Ohio cheerleader, Skylar Richardson is charged, two years later, with bashing in her newborn daughter’s skull and burying her in the backyard, days after prom – Defense loses bid to exclude evidence suggesting she set the baby on fire
After two-year battle, defense loses bid to hide evidence suggesting that former teen infanticide suspect set corpse of her new born infant on fire
Brooke Skylar Richardson, will head to court on September 3 in Warren County, Ohio, as jury selection gets underway in her aggravated murder trial
Richardson, now 20, is accused of killing her newborn daughter and then burying the body in her family’s backyard just days after her prom
Prosecutors said the former Ohio high school cheerleader, then 18, bashed in her newborn daughter’s skull and buried her in the yard – Skylar and her family had been worried about community reaction to her out-of-wedlock pregnancy.
The defense is hoping to keep evidence suggesting Richardson may have tried to burn the baby in the wake of her death from emerging at trial – Judge Donald Oda II denied three motions filed by the defense that would have likely delayed the start of the trial, including one for a change of venue
Previous motions were also dismissed to keep a bottle of lighter fluid and Richardson’s diary from being presented as evidence
She is charged with aggravated murder, involuntary manslaughter, endangering children, tampering with evidence and abuse of a corpse
Richardson claims the baby was stillborn
Brooke Skylar Richardson, [L-R], now 20, is headed to court on September 3 in Warren County as jury selection gets underway in her trial
Richardson was put on modified house arrest a little over a year ago, with the judge ruling she would have a curfew of 9pm through 7am and be supervised via GPS monitoring and random home visits.

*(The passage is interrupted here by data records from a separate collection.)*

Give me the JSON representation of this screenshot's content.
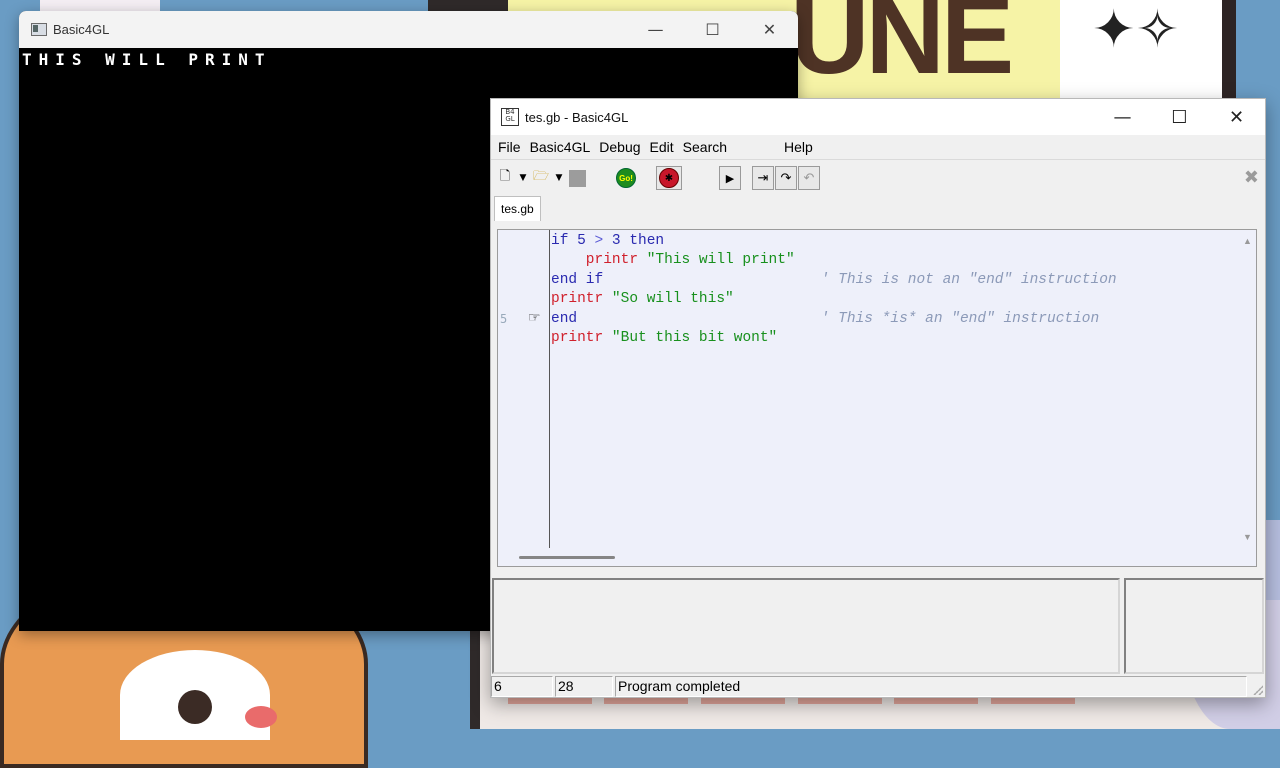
{
  "console": {
    "title": "Basic4GL",
    "output": "THIS WILL PRINT",
    "controls": {
      "minimize": "—",
      "maximize": "☐",
      "close": "✕"
    }
  },
  "editor": {
    "title": "tes.gb - Basic4GL",
    "controls": {
      "minimize": "—",
      "maximize": "☐",
      "close": "✕"
    },
    "menu": [
      "File",
      "Basic4GL",
      "Debug",
      "Edit",
      "Search",
      "Help"
    ],
    "toolbar": {
      "new_icon": "new-document-icon",
      "open_icon": "open-folder-icon",
      "stop_icon": "stop-icon",
      "go_label": "Go!",
      "debug_icon": "debug-bug-icon",
      "play_icon": "play-icon",
      "step_into_icon": "step-into-icon",
      "step_over_icon": "step-over-icon",
      "step_out_icon": "step-out-icon",
      "close_tab_icon": "close-tab-icon"
    },
    "tab": "tes.gb",
    "line_number_shown": "5",
    "code": [
      [
        {
          "t": "if ",
          "c": "kw"
        },
        {
          "t": "5",
          "c": "kw"
        },
        {
          "t": " > ",
          "c": "op"
        },
        {
          "t": "3 then",
          "c": "kw"
        }
      ],
      [
        {
          "t": "    printr ",
          "c": "fn"
        },
        {
          "t": "\"This will print\"",
          "c": "st"
        }
      ],
      [
        {
          "t": "end if",
          "c": "kw"
        },
        {
          "t": "                         ",
          "c": ""
        },
        {
          "t": "' This is not an \"end\" instruction",
          "c": "cm"
        }
      ],
      [
        {
          "t": "printr ",
          "c": "fn"
        },
        {
          "t": "\"So will this\"",
          "c": "st"
        }
      ],
      [
        {
          "t": "end",
          "c": "kw"
        },
        {
          "t": "                            ",
          "c": ""
        },
        {
          "t": "' This *is* an \"end\" instruction",
          "c": "cm"
        }
      ],
      [
        {
          "t": "printr ",
          "c": "fn"
        },
        {
          "t": "\"But this bit wont\"",
          "c": "st"
        }
      ]
    ],
    "status": {
      "line": "6",
      "col": "28",
      "message": "Program completed"
    }
  },
  "colors": {
    "keyword": "#2a2ab0",
    "function": "#d0202c",
    "string": "#18901d",
    "comment": "#8c9ab8"
  }
}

Her modified release came after her defense team sought a ruling to bar prosecutors from presenting testimony from an obstetrics-gynecology practice’s medical staff, citing physician-patient privilege that she won’t give up.
Prosecutors argued that the privilege doesn’t apply in this case, but were ultimately shot down and forced to delay the start of the trial without that crucial evidence.

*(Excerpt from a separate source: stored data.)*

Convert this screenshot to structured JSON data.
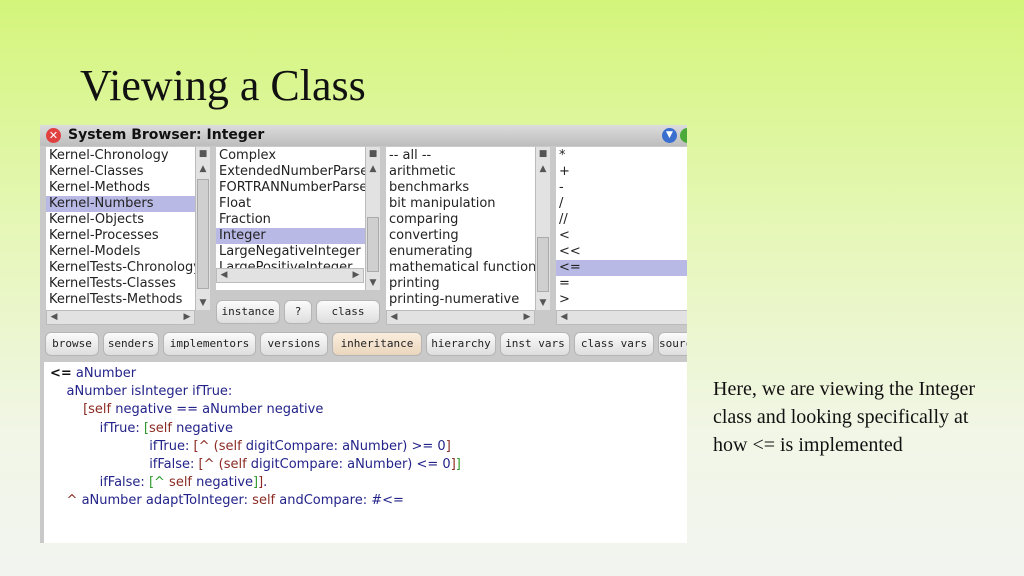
{
  "slide": {
    "title": "Viewing a Class",
    "caption": "Here, we are viewing the Integer class and looking specifically at how <= is implemented"
  },
  "window": {
    "title": "System Browser: Integer",
    "close_icon": "close-icon",
    "menu_icon": "menu-down-icon",
    "collapse_icon": "collapse-icon"
  },
  "packages": {
    "items": [
      "Kernel-Chronology",
      "Kernel-Classes",
      "Kernel-Methods",
      "Kernel-Numbers",
      "Kernel-Objects",
      "Kernel-Processes",
      "Kernel-Models",
      "KernelTests-Chronology",
      "KernelTests-Classes",
      "KernelTests-Methods"
    ],
    "selected": 3
  },
  "classes": {
    "items": [
      "Complex",
      "ExtendedNumberParser",
      "FORTRANNumberParser",
      "Float",
      "Fraction",
      "Integer",
      "LargeNegativeInteger",
      "LargePositiveInteger"
    ],
    "selected": 5
  },
  "class_toggle": {
    "instance": "instance",
    "help": "?",
    "class": "class"
  },
  "categories": {
    "items": [
      "-- all --",
      "arithmetic",
      "benchmarks",
      "bit manipulation",
      "comparing",
      "converting",
      "enumerating",
      "mathematical functions",
      "printing",
      "printing-numerative"
    ]
  },
  "methods": {
    "items": [
      "*",
      "+",
      "-",
      "/",
      "//",
      "<",
      "<<",
      "<=",
      "=",
      ">"
    ],
    "selected": 7
  },
  "toolbar": {
    "buttons": [
      "browse",
      "senders",
      "implementors",
      "versions",
      "inheritance",
      "hierarchy",
      "inst vars",
      "class vars",
      "source"
    ],
    "active": 4
  },
  "code": {
    "lines": [
      {
        "indent": "",
        "tokens": [
          [
            "sel",
            "<="
          ],
          [
            "kw",
            " aNumber"
          ]
        ]
      },
      {
        "indent": "    ",
        "tokens": [
          [
            "kw",
            "aNumber isInteger ifTrue:"
          ]
        ]
      },
      {
        "indent": "        ",
        "tokens": [
          [
            "br1",
            "["
          ],
          [
            "self",
            "self"
          ],
          [
            "kw",
            " negative == aNumber negative"
          ]
        ]
      },
      {
        "indent": "            ",
        "tokens": [
          [
            "kw",
            "ifTrue: "
          ],
          [
            "br2",
            "["
          ],
          [
            "self",
            "self"
          ],
          [
            "kw",
            " negative"
          ]
        ]
      },
      {
        "indent": "                        ",
        "tokens": [
          [
            "kw",
            "ifTrue: "
          ],
          [
            "br1",
            "[^ ("
          ],
          [
            "self",
            "self"
          ],
          [
            "kw",
            " digitCompare: aNumber) >= 0"
          ],
          [
            "br1",
            "]"
          ]
        ]
      },
      {
        "indent": "                        ",
        "tokens": [
          [
            "kw",
            "ifFalse: "
          ],
          [
            "br1",
            "[^ ("
          ],
          [
            "self",
            "self"
          ],
          [
            "kw",
            " digitCompare: aNumber) <= 0"
          ],
          [
            "br1",
            "]"
          ],
          [
            "br2",
            "]"
          ]
        ]
      },
      {
        "indent": "            ",
        "tokens": [
          [
            "kw",
            "ifFalse: "
          ],
          [
            "br2",
            "[^ "
          ],
          [
            "self",
            "self"
          ],
          [
            "kw",
            " negative"
          ],
          [
            "br2",
            "]"
          ],
          [
            "br1",
            "]"
          ],
          [
            "kw",
            "."
          ]
        ]
      },
      {
        "indent": "    ",
        "tokens": [
          [
            "br1",
            "^"
          ],
          [
            "kw",
            " aNumber adaptToInteger: "
          ],
          [
            "self",
            "self"
          ],
          [
            "kw",
            " andCompare: #<="
          ]
        ]
      }
    ]
  }
}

Authorities first learned of the baby from a doctor Richardson had visited just a few weeks before she gave birth.
The remains were found soon after, and prosecutors believe that Richardson buried the baby shortly after giving birth.

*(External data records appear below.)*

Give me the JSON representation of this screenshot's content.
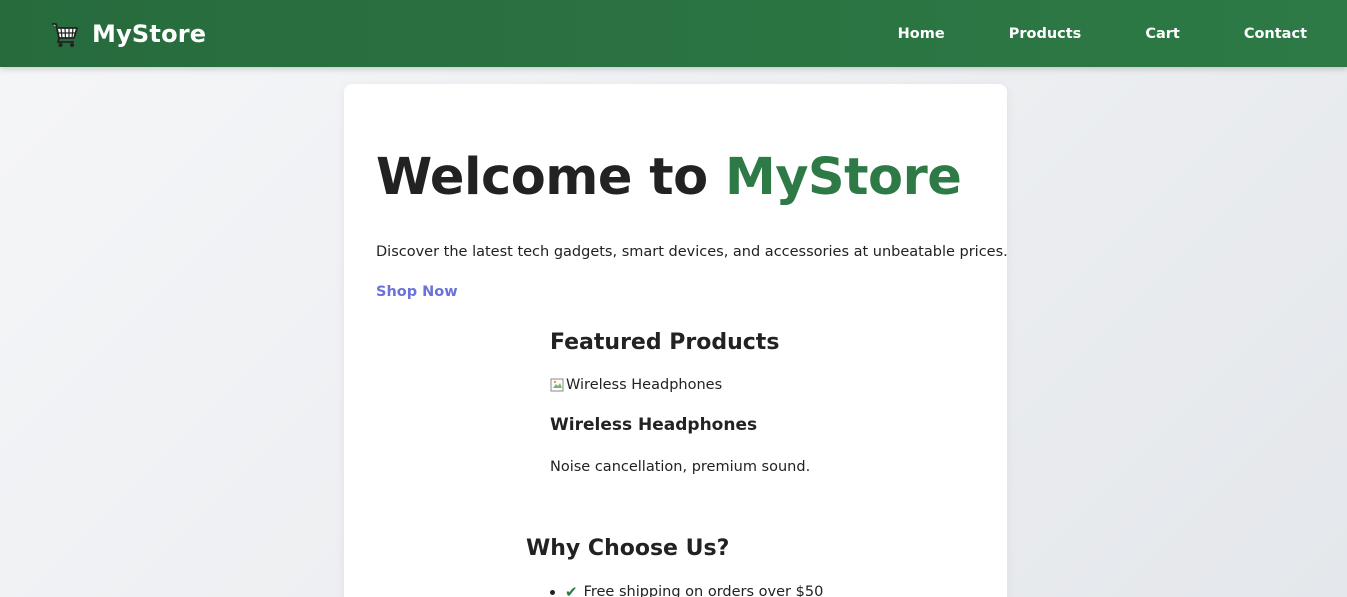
{
  "navbar": {
    "brand_icon": "shopping-cart-icon",
    "brand_name": "MyStore",
    "links": [
      "Home",
      "Products",
      "Cart",
      "Contact"
    ],
    "background": "#2d7a46"
  },
  "hero": {
    "title_prefix": "Welcome to ",
    "title_accent": "MyStore",
    "accent_color": "#2d7a46",
    "description": "Discover the latest tech gadgets, smart devices, and accessories at unbeatable prices.",
    "cta_label": "Shop Now",
    "cta_color": "#6b72d8"
  },
  "featured": {
    "heading": "Featured Products",
    "products": [
      {
        "image_alt": "Wireless Headphones",
        "name": "Wireless Headphones",
        "description": "Noise cancellation, premium sound."
      }
    ]
  },
  "why": {
    "heading": "Why Choose Us?",
    "items": [
      {
        "icon": "check-icon",
        "text": "Free shipping on orders over $50"
      }
    ]
  }
}
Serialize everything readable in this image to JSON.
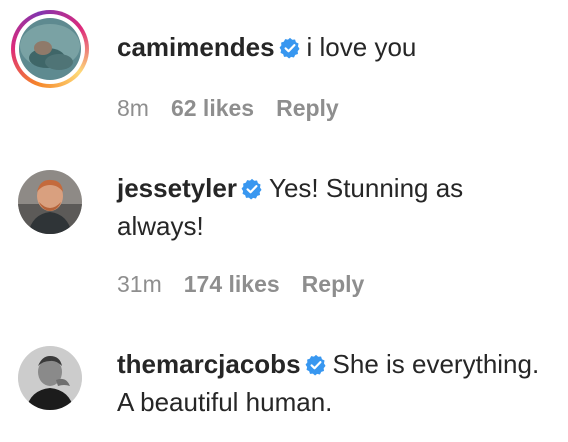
{
  "comments": [
    {
      "username": "camimendes",
      "verified": true,
      "has_story_ring": true,
      "text": "i love you",
      "time": "8m",
      "likes": "62 likes",
      "reply_label": "Reply"
    },
    {
      "username": "jessetyler",
      "verified": true,
      "has_story_ring": false,
      "text": "Yes! Stunning as always!",
      "time": "31m",
      "likes": "174 likes",
      "reply_label": "Reply"
    },
    {
      "username": "themarcjacobs",
      "verified": true,
      "has_story_ring": false,
      "text": "She is everything. A beautiful human."
    }
  ],
  "colors": {
    "text": "#262626",
    "meta": "#8e8e8e",
    "verified_badge": "#3897f0"
  },
  "icons": {
    "verified": "verified-badge-icon"
  }
}
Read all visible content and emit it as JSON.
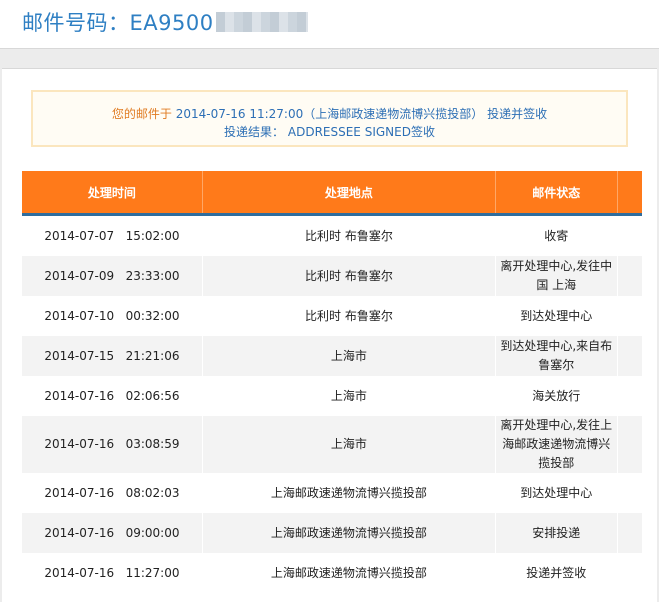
{
  "header": {
    "title": "邮件号码：EA9500"
  },
  "notice": {
    "prefix": "您的邮件于",
    "datetime": "2014-07-16 11:27:00",
    "location": "（上海邮政速递物流博兴揽投部）",
    "action": "投递并签收",
    "result_label": "投递结果：",
    "result_value": "ADDRESSEE SIGNED签收"
  },
  "table": {
    "headers": [
      "处理时间",
      "处理地点",
      "邮件状态"
    ],
    "rows": [
      {
        "time": "2014-07-07   15:02:00",
        "place": "比利时 布鲁塞尔",
        "status": "收寄"
      },
      {
        "time": "2014-07-09   23:33:00",
        "place": "比利时 布鲁塞尔",
        "status": "离开处理中心,发往中国 上海"
      },
      {
        "time": "2014-07-10   00:32:00",
        "place": "比利时 布鲁塞尔",
        "status": "到达处理中心"
      },
      {
        "time": "2014-07-15   21:21:06",
        "place": "上海市",
        "status": "到达处理中心,来自布鲁塞尔"
      },
      {
        "time": "2014-07-16   02:06:56",
        "place": "上海市",
        "status": "海关放行"
      },
      {
        "time": "2014-07-16   03:08:59",
        "place": "上海市",
        "status": "离开处理中心,发往上海邮政速递物流博兴揽投部"
      },
      {
        "time": "2014-07-16   08:02:03",
        "place": "上海邮政速递物流博兴揽投部",
        "status": "到达处理中心"
      },
      {
        "time": "2014-07-16   09:00:00",
        "place": "上海邮政速递物流博兴揽投部",
        "status": "安排投递"
      },
      {
        "time": "2014-07-16   11:27:00",
        "place": "上海邮政速递物流博兴揽投部",
        "status": "投递并签收"
      }
    ]
  }
}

Richardson was full term when she gave birth to the girl, delivering the child in her bathroom within days after her senior prom.
County Prosecutor David Fornshell said Skylar, as she is known, and her family had been worried about community reaction to her out-of-wedlock pregnancy.
‘Skylar and her family, particularly her mother, were pretty obsessed with external appearances and how things appeared to the outside world,’ he said early in the proceedings.
‘You have a situation where, you know, she’s a cute high school, recent high school graduate; she was a cheerleader described (as) a good girl by her attorney as you heard after the arraignment. And I think that kind of perception is one that Skylar wanted to perpetuate and her mother wanted to perpetuate.’
The defense continues to claim the child was delivered stillborn.
Mounting a furious campaign to avoid trial, her defense attorneys have blasted prosecutors for ‘a false narrative’ that sensationalized the case.
Their client didn’t kill the baby, and an expert witness concluded there was no sign of burning or of trauma that would have caused the baby’s death.
‘What started as an 18-year-old high school girl who was frightened and saddened because of giving birth to a stillborn baby whom she named Annabelle and then telling her doctor of the stillborn and burial in the backyard turned into something sinister and grotesque,’ they said in a motion to move the trial.